BALICITIZEN

Ikuti perkembangan terkini Indonesia di lapangan dengan berita berbasis fakta PosPapusa, cuplikan video eksklusif, foto, dan peta terbaru.

“Sapi” non-bulat – ledakan aneh seukuran tata surya kita membingungkan para astronom

“Sapi” non-bulat – ledakan aneh seukuran tata surya kita membingungkan para astronom

Boom Ramping. Kredit: Phil Drury, Universitas Sheffield

Para astronom telah mengamati sebuah ledakan berjarak 180 juta tahun cahaya yang bertentangan dengan pemahaman kita saat ini tentang ledakan kosmik, dan menunjukkan penampakan yang jauh lebih datar daripada yang diperkirakan sebelumnya.

  • Para astronom mengamati ledakan yang berjarak 180 juta tahun cahaya, menantang pemahaman kita saat ini tentang ledakan di luar angkasa, yang tampak jauh lebih datar dari yang diperkirakan sebelumnya.
  • Ledakan selalu diharapkan berbentuk bulat, karena bintang itu sendiri berbentuk bulat, tetapi ini adalah yang paling datar dari semuanya
  • Ledakan yang diamati adalah semburan cahaya biru cepat (FBOT) yang sangat langka – bahasa sehari-hari dikenal di kalangan astronom sebagai “sapi” – hanya empat lainnya yang pernah terlihat, dan para ilmuwan tidak tahu bagaimana itu terjadi, tetapi penemuan ini membantu memecahkan sebagian dari teka-teki.
  • Penjelasan yang mungkin tentang bagaimana ledakan ini terjadi adalah bahwa bintang itu sendiri mungkin dikelilingi oleh piringan padat atau mungkin merupakan supernova yang gagal.

Sebuah ledakan seukuran tata surya kita membuat para ilmuwan bingung, karena bentuknya – mirip dengan piringan yang sangat datar – menantang semua yang kita ketahui tentang ledakan di luar angkasa.

Ledakan yang diamati adalah fast blue bright burst of light (FBOT) – kelas ledakan yang sangat langka yang jauh lebih jarang terjadi dibandingkan ledakan lainnya, seperti supernova. FBOT terang pertama ditemukan pada tahun 2018 dan dijuluki Sapi.

Semburan bintang di alam semesta hampir selalu berbentuk bulat, karena bintang-bintang itu sendiri berbentuk bulat. Namun, ledakan ini, yang terjadi pada jarak 180 juta tahun cahaya, adalah yang paling bulat yang pernah terlihat di luar angkasa, dengan bentuk seperti cakram muncul hanya beberapa hari setelah penemuannya. Bagian ledakan ini mungkin disebabkan oleh material yang terlempar keluar oleh bintang sesaat sebelum meledak.
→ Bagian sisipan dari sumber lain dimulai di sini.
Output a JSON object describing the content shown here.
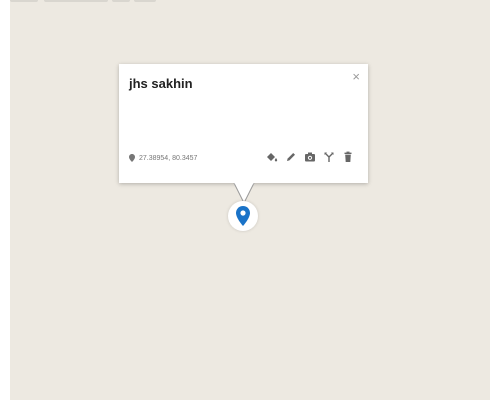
{
  "popup": {
    "title": "jhs sakhin",
    "coordinates": "27.38954, 80.3457",
    "close_glyph": "×",
    "actions": [
      {
        "name": "paint-bucket-icon"
      },
      {
        "name": "pencil-icon"
      },
      {
        "name": "camera-icon"
      },
      {
        "name": "directions-icon"
      },
      {
        "name": "trash-icon"
      }
    ]
  },
  "marker": {
    "icon": "map-pin-icon",
    "color": "#1a73c8"
  },
  "colors": {
    "map_background": "#ede9e1",
    "icon": "#666666"
  }
}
Masih belum jelas seberapa terang ledakan FBOT terjadi, namun diharapkan pengamatan ini, yang baru-baru ini diterbitkan dalam jurnal Pemberitahuan Bulanan dari Royal Astronomical SocietyItu akan membawa kita lebih dekat untuk memahaminya.

Dr Justin Maund, penulis utama studi dari Departemen Fisika dan Astronomi Universitas Sheffield, mengatakan: “Sangat sedikit yang diketahui tentang semburan FBOT – mereka tidak berperilaku seperti supernova, sangat terang dan berevolusi dengan sangat cepat. Sederhananya, mereka aneh, dan pengamatan baru ini membuat mereka semakin aneh.”

“Kami berharap penemuan baru ini akan membantu kami menjelaskan lebih banyak tentang mereka – kami tidak pernah mengira ledakan tidak berbentuk bola. Ada beberapa kemungkinan penjelasan untuk ini: mungkin bintang-bintang yang dimaksud membuat cakram tepat sebelum kematiannya atau ini bisa menjadi supernova gagal, di mana inti bintang runtuh menjadi lubang hitam atau bintang neutron, yang kemudian melahap sisa bintang.

“Apa yang sekarang kita ketahui dengan pasti adalah bahwa tingkat asimetri yang terekam adalah bagian penting untuk memahami ledakan misterius ini, dan menantang anggapan kita sebelumnya tentang bagaimana bintang meledak di alam semesta.”

Para ilmuwan membuat penemuan setelah melihat kilatan cahaya yang sepenuhnya terpolarisasi secara tidak sengaja. Mereka mampu mengukur polarisasi ledakan – menggunakan kacamata astronomi setara Polaroid – dengan Teleskop Liverpool (dimiliki oleh Liverpool John Moores University) yang berlokasi di La Palma.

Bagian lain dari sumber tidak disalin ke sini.